One complication: Home Affairs is currently reviewing the retired person category, including possible changes to age and financial thresholds. That could make future applications tighter, so don’t assume today’s rules will still apply unchanged next year. Check with the nearest South African mission or VFS office before you apply or renew.
Fees also vary depending on where you submit. Missions and VFS offices don’t use one single global price, so you’ll need to confirm the current fee for your filing location before sending anything in.
South Africa doesn’t give retired residents a special tax break. If you hold a Retired Person’s Visa, you’re taxed under the same rules as everyone else, so your tax bill depends on residency status and where your income comes from, not on the visa sticker in your passport.
The big question is whether SARS sees you as a tax resident. South Africa uses a residence-based system, which means residents are taxed on worldwide income, subject to exemptions and any double-taxation agreement. Non-residents are taxed only on South African-source income, like local rent, South African bank interest or services rendered in South Africa.
- Ordinarily resident test: If South Africa is your “real home,” SARS can treat you as a tax resident even if you spend time elsewhere.
- Physical presence test: You can also become tax resident if you spend more than 91 days in South Africa in the current tax year, more than 91 days in each of the previous five years and at least 915 days total across those five years.

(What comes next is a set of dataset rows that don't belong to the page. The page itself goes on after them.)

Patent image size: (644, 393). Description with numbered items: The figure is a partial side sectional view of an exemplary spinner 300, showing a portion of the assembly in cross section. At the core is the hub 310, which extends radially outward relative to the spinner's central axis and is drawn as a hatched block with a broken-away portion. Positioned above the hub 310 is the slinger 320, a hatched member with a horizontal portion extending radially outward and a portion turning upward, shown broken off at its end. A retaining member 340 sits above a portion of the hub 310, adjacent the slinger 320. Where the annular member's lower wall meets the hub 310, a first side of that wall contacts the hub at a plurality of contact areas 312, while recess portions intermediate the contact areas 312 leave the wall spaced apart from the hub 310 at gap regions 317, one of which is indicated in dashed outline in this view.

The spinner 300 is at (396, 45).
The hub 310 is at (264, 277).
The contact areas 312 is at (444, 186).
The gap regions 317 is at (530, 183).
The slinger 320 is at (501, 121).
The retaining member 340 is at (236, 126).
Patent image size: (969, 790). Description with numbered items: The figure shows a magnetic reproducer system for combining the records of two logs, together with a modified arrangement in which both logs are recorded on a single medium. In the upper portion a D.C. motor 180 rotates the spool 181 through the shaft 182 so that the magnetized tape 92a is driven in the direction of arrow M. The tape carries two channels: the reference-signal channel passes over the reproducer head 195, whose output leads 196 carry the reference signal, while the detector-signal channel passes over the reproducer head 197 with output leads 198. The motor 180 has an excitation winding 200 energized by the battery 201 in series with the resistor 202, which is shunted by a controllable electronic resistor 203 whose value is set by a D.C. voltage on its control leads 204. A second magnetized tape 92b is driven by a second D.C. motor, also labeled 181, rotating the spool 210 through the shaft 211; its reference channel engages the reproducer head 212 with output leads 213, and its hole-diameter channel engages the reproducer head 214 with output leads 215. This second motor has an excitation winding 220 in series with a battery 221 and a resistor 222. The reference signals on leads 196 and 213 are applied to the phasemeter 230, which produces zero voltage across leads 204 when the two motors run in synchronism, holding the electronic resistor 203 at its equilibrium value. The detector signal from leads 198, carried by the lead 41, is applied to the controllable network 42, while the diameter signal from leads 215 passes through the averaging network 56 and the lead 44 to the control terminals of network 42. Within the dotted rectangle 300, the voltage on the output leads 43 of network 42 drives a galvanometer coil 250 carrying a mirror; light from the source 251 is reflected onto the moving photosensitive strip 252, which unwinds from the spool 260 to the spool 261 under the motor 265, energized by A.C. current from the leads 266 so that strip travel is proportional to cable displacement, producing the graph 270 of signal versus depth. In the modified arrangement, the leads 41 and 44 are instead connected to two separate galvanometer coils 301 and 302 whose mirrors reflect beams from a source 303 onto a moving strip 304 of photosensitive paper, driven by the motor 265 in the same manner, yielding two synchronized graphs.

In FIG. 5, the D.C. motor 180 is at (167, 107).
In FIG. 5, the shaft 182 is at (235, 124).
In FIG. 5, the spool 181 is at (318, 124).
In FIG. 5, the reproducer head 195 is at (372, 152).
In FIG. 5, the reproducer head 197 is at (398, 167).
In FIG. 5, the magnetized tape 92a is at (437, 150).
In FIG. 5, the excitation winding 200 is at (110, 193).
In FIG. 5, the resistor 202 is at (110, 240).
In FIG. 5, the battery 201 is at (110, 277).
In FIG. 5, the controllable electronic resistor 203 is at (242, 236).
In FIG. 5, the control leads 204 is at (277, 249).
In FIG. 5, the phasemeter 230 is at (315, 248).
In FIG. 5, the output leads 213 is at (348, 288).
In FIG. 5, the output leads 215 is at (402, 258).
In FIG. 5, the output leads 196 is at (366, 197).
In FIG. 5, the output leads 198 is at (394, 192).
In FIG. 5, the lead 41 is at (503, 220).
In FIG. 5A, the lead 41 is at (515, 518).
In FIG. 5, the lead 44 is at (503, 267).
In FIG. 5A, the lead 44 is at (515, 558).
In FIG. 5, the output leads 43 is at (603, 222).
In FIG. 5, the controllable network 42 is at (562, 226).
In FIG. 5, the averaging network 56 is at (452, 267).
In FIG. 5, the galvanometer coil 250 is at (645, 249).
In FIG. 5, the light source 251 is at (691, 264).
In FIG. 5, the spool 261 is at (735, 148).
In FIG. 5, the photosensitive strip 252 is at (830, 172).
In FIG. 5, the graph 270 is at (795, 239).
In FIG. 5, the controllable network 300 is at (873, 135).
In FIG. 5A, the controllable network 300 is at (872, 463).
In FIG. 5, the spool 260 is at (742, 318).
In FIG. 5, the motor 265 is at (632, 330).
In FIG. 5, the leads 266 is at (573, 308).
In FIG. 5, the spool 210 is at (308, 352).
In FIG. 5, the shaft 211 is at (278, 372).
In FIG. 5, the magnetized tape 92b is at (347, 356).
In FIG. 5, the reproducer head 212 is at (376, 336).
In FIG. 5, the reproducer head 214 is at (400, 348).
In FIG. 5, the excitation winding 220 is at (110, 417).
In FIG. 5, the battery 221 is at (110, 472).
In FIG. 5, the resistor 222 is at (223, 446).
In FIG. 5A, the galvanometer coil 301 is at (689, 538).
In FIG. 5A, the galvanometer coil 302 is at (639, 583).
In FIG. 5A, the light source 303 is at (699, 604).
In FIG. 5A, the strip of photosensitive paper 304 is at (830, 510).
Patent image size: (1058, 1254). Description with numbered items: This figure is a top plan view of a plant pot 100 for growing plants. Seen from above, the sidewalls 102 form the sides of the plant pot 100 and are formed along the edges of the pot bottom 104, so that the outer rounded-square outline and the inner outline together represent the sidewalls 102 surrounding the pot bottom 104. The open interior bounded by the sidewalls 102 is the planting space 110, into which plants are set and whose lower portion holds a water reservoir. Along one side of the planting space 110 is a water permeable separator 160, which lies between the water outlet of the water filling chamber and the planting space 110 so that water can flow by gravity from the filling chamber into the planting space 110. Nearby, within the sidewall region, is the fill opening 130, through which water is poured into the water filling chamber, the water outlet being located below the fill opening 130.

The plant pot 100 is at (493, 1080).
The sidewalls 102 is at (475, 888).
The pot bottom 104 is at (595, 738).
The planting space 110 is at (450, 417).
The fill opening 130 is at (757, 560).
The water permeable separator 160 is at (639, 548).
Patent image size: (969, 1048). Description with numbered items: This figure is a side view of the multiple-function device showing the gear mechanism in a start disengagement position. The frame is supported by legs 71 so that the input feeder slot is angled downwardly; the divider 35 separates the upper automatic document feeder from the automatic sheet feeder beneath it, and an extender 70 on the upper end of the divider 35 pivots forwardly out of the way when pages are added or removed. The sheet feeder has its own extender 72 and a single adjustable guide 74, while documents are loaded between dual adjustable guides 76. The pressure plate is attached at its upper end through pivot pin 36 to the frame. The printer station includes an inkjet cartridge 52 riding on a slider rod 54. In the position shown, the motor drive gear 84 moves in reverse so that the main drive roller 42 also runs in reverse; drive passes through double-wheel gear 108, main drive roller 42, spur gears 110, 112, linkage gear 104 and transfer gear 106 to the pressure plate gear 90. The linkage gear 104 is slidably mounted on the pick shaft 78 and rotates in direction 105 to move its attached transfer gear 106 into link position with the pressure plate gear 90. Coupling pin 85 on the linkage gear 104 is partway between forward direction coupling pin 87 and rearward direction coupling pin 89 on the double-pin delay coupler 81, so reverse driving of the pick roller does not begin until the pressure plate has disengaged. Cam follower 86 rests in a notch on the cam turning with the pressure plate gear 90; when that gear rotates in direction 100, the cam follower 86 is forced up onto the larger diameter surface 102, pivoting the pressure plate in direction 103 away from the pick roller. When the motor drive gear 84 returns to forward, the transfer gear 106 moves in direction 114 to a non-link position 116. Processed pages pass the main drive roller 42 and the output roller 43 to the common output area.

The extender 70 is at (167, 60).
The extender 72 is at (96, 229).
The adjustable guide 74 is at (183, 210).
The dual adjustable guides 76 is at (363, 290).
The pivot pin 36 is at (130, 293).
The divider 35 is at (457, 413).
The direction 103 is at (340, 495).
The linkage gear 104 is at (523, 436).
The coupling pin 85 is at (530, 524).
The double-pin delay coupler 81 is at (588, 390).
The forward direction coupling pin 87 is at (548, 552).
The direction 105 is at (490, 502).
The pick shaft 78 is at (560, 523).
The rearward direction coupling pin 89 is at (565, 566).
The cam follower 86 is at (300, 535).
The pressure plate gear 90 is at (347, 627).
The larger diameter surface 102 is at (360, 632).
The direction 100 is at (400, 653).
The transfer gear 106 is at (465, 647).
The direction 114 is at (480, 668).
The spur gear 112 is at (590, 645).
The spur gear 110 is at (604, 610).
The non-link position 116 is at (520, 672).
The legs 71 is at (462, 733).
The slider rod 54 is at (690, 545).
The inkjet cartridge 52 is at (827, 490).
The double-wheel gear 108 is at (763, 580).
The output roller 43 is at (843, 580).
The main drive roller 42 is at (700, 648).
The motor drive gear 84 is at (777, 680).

- Ceasing residency: If you were resident only under the physical presence test and then stay outside South Africa for a continuous 330 full days, you stop being treated as resident from the day you left physically.
That matters a lot for pensions and investments. If you’re a tax resident, foreign pensions, annuities, investment income and rental income can fall into the South African tax net, though a double-taxation agreement may shift the taxing rights or reduce what you owe. If you’re non-resident, that foreign income usually stays outside South African tax.
The short version is simple, if annoying: the visa itself doesn’t change the tax rules. Your liability turns on residency and source and SARS doesn’t appear to offer retirees any separate, reduced regime just because they entered on a Retired Person’s Visa.